ストーリーは……20才の女子大生・赤間杏里(飯豊まりえ)はパパ活サイトを利用するフランス文学専攻の大学教諭・栗山航(渡部篤郎)と知り合う。デートするだけで金銭援助してもらえると一歩踏み出す。
このドラマの見所は、刻々と変化していく二人の間の微妙な距離感にある。当初20才の杏里にとっては「まじウザいんですけど」「ちょーキモ」、つまり小遣い稼ぎの相手としてしか見ていなかった栗山。しかし、娘を事故で失った、寂しげでどこか空虚な栗山の姿に、杏里の心は微妙に揺れ始め、二人の距離が変化していく…。
20才の女の子が中年オジサンに心を奪われる? 筋立てはある意味、現実離れしている。「男のご都合主義的幻想」と言われても仕方ない。

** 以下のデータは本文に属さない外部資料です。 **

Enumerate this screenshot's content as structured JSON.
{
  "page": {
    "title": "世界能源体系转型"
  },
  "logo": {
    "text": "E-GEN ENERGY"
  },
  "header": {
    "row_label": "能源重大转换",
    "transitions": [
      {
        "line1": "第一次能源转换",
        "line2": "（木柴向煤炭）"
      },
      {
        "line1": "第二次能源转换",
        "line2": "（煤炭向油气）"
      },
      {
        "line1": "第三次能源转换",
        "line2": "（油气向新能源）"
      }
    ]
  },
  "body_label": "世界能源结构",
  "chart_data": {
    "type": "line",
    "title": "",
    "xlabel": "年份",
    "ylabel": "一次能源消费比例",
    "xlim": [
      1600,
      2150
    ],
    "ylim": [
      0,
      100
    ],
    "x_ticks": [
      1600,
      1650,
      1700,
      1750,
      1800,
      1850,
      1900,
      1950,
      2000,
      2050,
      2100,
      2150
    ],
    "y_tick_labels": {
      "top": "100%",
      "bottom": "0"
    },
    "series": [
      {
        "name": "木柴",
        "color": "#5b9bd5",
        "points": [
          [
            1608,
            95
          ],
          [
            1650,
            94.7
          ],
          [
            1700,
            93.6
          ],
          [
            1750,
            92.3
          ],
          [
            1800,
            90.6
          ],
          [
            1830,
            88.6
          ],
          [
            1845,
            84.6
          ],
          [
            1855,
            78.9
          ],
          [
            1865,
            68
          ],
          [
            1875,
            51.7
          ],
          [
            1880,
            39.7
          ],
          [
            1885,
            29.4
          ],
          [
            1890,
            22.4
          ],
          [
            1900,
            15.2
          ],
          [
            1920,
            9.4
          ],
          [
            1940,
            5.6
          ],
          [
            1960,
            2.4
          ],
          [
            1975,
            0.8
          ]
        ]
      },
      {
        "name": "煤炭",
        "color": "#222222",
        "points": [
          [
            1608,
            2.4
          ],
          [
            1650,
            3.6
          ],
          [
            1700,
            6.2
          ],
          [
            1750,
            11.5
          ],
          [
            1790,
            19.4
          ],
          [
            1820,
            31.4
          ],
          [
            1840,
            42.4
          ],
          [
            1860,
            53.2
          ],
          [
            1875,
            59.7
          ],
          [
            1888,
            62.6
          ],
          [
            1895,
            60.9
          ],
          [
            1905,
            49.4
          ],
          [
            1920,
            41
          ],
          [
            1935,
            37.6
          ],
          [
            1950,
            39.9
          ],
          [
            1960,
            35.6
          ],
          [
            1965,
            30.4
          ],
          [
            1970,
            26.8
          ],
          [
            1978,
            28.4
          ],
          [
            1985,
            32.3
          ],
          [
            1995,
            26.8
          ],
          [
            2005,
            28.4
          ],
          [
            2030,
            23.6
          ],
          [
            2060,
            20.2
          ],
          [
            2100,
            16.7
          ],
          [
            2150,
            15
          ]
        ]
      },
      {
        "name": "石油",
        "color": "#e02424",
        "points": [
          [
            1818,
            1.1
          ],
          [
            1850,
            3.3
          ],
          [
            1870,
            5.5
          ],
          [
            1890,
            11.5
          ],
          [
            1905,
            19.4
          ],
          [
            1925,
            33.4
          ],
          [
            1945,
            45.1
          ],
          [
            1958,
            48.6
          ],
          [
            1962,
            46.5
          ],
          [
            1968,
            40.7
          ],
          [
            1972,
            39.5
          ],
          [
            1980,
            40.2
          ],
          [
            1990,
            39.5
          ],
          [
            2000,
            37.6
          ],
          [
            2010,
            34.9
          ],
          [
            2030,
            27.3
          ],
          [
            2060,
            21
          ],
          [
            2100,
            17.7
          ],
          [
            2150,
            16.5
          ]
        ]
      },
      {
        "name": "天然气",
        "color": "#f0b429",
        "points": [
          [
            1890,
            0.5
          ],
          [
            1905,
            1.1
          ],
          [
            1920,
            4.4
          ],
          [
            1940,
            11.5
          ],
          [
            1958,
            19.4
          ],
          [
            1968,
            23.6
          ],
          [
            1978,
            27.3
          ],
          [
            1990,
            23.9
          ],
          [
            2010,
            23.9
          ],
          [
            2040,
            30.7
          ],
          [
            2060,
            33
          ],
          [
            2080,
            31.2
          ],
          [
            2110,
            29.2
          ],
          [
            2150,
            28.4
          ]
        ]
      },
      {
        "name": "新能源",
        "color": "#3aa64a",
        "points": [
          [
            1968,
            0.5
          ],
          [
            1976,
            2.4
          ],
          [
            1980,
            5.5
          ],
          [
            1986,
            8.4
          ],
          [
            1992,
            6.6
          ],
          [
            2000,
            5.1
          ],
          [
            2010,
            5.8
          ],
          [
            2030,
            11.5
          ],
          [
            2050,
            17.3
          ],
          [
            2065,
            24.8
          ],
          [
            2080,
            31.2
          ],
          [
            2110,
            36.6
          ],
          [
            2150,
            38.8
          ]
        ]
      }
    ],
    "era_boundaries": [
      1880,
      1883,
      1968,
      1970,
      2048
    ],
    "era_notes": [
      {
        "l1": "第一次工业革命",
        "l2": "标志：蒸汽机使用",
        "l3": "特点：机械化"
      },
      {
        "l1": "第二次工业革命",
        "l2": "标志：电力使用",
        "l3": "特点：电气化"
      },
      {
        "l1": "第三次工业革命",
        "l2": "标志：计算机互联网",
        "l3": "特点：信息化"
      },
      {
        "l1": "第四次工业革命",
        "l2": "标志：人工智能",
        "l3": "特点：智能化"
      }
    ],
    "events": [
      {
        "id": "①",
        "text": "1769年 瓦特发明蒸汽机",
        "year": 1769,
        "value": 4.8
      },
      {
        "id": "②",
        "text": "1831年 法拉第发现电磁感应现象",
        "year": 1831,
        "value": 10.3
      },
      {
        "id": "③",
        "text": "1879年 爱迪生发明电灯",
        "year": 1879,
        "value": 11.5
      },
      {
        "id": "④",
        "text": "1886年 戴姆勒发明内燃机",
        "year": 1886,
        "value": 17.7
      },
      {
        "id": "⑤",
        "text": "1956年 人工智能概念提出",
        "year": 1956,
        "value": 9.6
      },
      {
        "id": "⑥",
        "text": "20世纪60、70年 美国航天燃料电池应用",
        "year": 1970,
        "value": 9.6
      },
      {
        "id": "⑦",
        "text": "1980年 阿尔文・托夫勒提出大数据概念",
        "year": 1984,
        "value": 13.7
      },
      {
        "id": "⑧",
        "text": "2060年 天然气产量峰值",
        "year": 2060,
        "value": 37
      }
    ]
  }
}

若い駆け出しの女優にとっては難しい役でもある。そんな「杏里」役に、体当たりで臨む飯豊さん。ベットシーンもあり汚れ役とも言えるのに、どこか透明感があって魅力的。まるで水を得た魚のように瑞々しく躍動しています。
実は、奇しくもこの時期、「自然体の演技」と好評を得るもう一人の「新人」が。『陸王』(TBS系日曜21:00)に出演中の作家・エッセイスト、阿川佐和子さんです。
老舗足袋業者「こはぜ屋」の縫製課リーダーという重要な役でレギュラー出演、その演技については「“意外な”女優力 」「とっても魅力的」「日に日に演技力に磨きがかかっている」「自然体でうまい」と大評判。
しかし、本当に「魅力的な自然体」の演技? セリフを言おう言おうという意識が透けて見えてしまう。相手の言葉を受けとって一拍置いてから言葉を発する余裕がなく、前のめり。もちろん、「素人」だから当たり前のことでしょう。阿川さんを否定するのではなくて、「自然に演技することの難しさ」がよくわかる、ということ。
「普通に見える」とは、「普通」という演技をしている、ということであって、それは簡単なことではない。秋ドラマを通して「自然体」の演技について考える時、『パパ活』の飯豊さんと『陸王』の阿川さんの両演技を比較対照してみるのも、なかなか味わい深いものがあります。